I wondered if perhaps this could use the fact that eigenpairs of $H$ must obey certain properties? Some of the relevant properties I identified include

  • The variance of an eigenvector, $\mathbf{x}^t \cdot H^2 \cdot \mathbf{x} - (\mathbf{x}^t \cdot H \cdot \mathbf{x} )^2$, vanishes (the Weisenstein eigenvalue bound could be re-stated in a form related to the overlap). In practice this looks like a very loose bound.
  • Eigenvectors of $H$ are fixed points of the map $F: x \rightarrow Hx$,
  • The Krylov subspace-generating sequence $\mathbf{x}, H\mathbf{x}, H^2\mathbf{x},...$ becomes trivial for an eigenvector -- could "how much it does not terminate" be a metric?
  • For a high enough power $k$ of $H$, the difference $||H^k\cdot\mathbf{x} - ( (H^k \cdot \mathbf{x}) \cdot \mathbf{x} ) \mathbf{x}||$ preferentially measures the distance of the trial vector to the eigenvector of $H$ with the largest eigenvalue (a-la power method).

The most relevant literature I found refers to this problem as "eigenvector verification" or "eigenvector error bounds": Krawczyk's method, Moore's ansatz using Brouwer's fixeed point theorem, and others are well-described in the introduction of this SIAM publication (paywall). However, the literature reviewed there is sparse, a bit dated, and a lot of it has not been translated to English (unfortunately the only language accessible to me).

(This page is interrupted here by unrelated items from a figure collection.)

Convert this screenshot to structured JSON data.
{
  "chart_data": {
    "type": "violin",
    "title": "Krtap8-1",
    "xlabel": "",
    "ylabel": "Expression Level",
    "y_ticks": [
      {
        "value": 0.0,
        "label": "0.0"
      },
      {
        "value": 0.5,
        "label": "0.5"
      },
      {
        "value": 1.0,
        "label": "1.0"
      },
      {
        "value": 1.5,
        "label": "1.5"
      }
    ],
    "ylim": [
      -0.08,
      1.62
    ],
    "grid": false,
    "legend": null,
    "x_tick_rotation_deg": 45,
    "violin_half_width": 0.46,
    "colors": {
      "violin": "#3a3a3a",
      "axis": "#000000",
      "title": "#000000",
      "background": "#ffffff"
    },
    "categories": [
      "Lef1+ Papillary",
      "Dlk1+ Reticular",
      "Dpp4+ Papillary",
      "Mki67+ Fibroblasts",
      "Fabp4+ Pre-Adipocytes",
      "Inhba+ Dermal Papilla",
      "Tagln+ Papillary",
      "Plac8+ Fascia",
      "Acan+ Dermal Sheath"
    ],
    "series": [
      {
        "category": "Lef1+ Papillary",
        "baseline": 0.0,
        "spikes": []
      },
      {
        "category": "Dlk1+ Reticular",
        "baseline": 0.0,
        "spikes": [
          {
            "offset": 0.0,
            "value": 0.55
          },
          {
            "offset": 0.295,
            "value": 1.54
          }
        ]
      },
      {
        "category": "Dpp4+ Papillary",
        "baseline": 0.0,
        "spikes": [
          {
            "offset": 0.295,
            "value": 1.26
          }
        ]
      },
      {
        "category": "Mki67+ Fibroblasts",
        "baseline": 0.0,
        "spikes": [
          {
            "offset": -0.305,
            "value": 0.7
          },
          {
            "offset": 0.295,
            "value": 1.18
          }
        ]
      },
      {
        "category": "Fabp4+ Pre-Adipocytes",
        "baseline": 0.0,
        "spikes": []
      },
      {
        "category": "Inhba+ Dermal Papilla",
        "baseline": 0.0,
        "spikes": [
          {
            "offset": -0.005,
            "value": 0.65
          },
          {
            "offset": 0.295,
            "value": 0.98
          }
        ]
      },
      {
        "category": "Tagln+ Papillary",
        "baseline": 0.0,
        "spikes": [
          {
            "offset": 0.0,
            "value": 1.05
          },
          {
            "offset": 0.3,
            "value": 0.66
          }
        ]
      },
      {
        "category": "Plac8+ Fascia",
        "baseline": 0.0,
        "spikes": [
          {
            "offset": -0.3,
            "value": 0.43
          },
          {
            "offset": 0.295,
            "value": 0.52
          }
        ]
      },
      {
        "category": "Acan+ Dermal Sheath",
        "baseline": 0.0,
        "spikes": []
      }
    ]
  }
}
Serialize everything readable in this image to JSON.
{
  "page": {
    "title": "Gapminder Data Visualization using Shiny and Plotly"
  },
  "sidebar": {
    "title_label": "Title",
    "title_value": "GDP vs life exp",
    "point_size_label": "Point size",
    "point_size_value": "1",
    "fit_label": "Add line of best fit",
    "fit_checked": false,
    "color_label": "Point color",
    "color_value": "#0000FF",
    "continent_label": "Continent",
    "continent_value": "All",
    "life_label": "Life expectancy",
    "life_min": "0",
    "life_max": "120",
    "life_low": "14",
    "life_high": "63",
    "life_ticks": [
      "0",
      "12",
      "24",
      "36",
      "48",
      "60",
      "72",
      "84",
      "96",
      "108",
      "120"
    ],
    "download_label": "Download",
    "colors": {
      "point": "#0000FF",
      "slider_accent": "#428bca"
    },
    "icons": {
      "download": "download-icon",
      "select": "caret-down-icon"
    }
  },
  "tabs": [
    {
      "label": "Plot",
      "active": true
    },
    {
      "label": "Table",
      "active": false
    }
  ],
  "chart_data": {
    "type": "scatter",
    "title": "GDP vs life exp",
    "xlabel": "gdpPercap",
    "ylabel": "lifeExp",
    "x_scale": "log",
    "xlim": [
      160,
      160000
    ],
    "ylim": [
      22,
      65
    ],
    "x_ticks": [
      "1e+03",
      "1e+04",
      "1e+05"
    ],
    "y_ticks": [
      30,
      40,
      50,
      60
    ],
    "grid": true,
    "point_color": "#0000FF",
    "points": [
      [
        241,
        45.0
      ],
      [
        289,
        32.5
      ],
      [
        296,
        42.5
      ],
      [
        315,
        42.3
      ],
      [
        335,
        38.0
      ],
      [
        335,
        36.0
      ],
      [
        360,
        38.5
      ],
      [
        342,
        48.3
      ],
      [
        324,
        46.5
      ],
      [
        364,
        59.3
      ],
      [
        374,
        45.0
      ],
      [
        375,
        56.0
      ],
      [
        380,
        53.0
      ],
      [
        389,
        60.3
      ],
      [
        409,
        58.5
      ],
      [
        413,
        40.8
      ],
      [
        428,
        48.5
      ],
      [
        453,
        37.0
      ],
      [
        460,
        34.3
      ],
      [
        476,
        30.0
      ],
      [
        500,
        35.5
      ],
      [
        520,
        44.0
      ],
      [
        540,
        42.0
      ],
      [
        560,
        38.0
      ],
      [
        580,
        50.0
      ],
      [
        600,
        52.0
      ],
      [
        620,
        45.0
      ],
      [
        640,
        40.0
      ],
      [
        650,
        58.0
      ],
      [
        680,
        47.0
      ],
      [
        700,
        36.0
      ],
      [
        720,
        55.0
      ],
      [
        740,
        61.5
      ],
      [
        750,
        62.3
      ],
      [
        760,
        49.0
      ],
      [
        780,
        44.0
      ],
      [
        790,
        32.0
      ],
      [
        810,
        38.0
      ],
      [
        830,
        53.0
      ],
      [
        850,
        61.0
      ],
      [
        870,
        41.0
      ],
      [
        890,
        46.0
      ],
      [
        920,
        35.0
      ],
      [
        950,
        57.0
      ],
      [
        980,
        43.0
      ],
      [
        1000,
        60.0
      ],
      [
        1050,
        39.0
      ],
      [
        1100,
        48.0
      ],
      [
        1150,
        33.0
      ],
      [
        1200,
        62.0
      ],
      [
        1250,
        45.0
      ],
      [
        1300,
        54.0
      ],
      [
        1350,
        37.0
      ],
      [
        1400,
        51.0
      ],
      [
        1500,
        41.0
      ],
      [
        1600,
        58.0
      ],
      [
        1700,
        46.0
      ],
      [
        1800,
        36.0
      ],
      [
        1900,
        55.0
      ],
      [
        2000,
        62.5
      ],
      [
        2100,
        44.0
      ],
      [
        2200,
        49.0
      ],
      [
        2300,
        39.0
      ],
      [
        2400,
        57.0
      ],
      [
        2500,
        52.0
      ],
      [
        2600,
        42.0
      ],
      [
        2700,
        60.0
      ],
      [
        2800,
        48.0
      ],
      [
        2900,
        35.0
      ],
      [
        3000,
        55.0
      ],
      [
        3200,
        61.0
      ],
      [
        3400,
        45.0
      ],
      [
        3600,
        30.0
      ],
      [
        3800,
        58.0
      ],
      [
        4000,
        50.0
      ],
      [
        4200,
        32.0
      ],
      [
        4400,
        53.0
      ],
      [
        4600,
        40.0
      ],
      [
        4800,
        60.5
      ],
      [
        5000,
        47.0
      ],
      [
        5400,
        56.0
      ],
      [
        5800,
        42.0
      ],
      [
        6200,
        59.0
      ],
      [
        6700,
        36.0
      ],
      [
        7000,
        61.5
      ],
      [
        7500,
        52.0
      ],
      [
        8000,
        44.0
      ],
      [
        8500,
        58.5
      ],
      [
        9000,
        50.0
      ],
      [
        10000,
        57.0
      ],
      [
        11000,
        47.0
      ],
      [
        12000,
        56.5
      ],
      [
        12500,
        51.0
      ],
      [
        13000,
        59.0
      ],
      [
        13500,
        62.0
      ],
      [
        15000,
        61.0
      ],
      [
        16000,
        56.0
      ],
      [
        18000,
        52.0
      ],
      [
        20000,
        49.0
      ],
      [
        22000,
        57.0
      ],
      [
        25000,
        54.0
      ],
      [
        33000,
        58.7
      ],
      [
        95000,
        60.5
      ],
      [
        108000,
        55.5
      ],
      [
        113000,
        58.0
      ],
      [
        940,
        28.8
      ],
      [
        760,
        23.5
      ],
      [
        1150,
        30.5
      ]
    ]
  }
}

Moreover, the algorithms described in some of this literature (paywalled, see an earlier similar paper that is open-access) require inversion of a matrix that includes $H$ as a submatrix, which does not seem any less complex than diagonalizing $H$ directly. And the only examples given are for matrices of size 3 by 3, which raises doubts about whether this would work for a very large matrix.

Note: I checked out the seemingly related question posed here, however I hope that because I am not actually interested in knowing the eigenpair, just knowing how bad my guess is, that there is a different approach that scales better than the inverse iteration method mentioned in that link above.